EAST Meets EAST:  Acupuncture Polarity Interface

By David Cushing Fuess

Polarity therapy and acupuncture are extremely compatible.  Together their effectiveness is greater than the sum of their parts.  Combining the two may lead to a happier practitioner and a healthier, more involved patient.

      Polarity therapy emerged from the mind of Dr. Randolph Stone (1890-1981) and the ancient art of Ayurveda, the “mother of all sciences,” reputed to be more than 5,000 years old. Stone was an osteopath, chiropractor and naturopath in Chicago for more than 60 years.  He was a deeply spiritual man who immersed himself in metaphysics.  He wrote The New Energy Concept of the Healing Art in 1948 followed soon after by The Wireless Anatomy of Man.  He will be remembered as one of the great masters of internal energy medicine.

      Stone applied to the human constitution the concept that energy has to move from a positive to a negative pole through a neutral field.  This scientific law is fundamental to the movement of energy throughout the universe, and it manifests in our physical body as energetic currents, which Stone referred to as the Wireless Anatomy of Man.  He developed his system of polarity therapy after a breakthrough in August 1945 when he stayed up all night reading Mysticism: the Spiritual Path, Volume II by Lekh Raj Puri and through his studies of many ancient traditions of natural healing, Ayurvedic, yogic, cabalistic, hermetic and alchemic among them.

      Stone was looking for the common denominator to all the healing arts through his work on polarity therapy.  The word “polarity” refers to the idea of positive, neutral and negative energy.  Much as the Chinese came upon the fundamental principle of Yin and Yang by observing the shady and sunny side of the mountain, Stone observed the proton, neutron and electron, the equator and the North and South Poles and the same principles that are reflected in the cosmos. 

     Stone could feel the subtle energy currents much as a Qigong master can.  Using his sensitivity and the feedback from his patients, he observed, noted and codified the remarkable system of polarity therapy, which has now been preserved in Polarity Therapy: The Complete Collected Works, Volume I and II.

      Ted Kaptchuk, in his pivotal work The Web That Has No Weaver, delineated the acupuncture meridians and saw them much as a weaver would, using the concept of a warp and woof.  The warp refers to the strong longitudinal threads and the woof refers to the horizontal threads that are shuttled back and forth to form a fabric.  The long meridian system may be seen as the warp and horizontal current of the Dai Mai, the Belt channel, may be seen as the woof. 

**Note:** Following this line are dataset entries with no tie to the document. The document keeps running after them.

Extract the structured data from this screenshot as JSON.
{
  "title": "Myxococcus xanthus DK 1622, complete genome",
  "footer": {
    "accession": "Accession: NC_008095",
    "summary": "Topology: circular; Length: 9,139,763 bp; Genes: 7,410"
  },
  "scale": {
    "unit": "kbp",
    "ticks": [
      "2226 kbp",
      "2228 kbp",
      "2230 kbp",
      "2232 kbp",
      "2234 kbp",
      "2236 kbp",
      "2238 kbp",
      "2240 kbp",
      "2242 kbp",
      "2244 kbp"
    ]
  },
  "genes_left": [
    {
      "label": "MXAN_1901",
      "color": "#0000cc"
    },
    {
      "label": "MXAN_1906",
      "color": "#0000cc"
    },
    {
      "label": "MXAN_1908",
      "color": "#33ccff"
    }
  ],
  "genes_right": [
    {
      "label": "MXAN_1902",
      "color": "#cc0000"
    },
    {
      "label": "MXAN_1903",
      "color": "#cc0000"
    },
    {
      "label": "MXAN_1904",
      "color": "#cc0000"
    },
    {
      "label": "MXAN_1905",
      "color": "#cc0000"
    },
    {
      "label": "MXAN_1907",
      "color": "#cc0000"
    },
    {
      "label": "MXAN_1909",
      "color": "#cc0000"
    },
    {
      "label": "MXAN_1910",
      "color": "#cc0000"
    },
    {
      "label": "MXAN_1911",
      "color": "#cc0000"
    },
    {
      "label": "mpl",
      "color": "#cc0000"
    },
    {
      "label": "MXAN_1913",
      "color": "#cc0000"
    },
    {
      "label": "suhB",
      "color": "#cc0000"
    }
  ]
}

     Jerry Alan Johnson in his excellent Chinese Medical Qigong Therapy refers to the Dai Mai, which included Gall Bladder 26 (dai mai). 27 (wu shu) and 28 (wei dao), bilaterally:  “The Belt Vessel is the only horizontal vessel in the body….It binds, joins, and controls all the channels of the body, exerting an influence on the energetic circulation of the body’s Governing and Conception vessels” (166).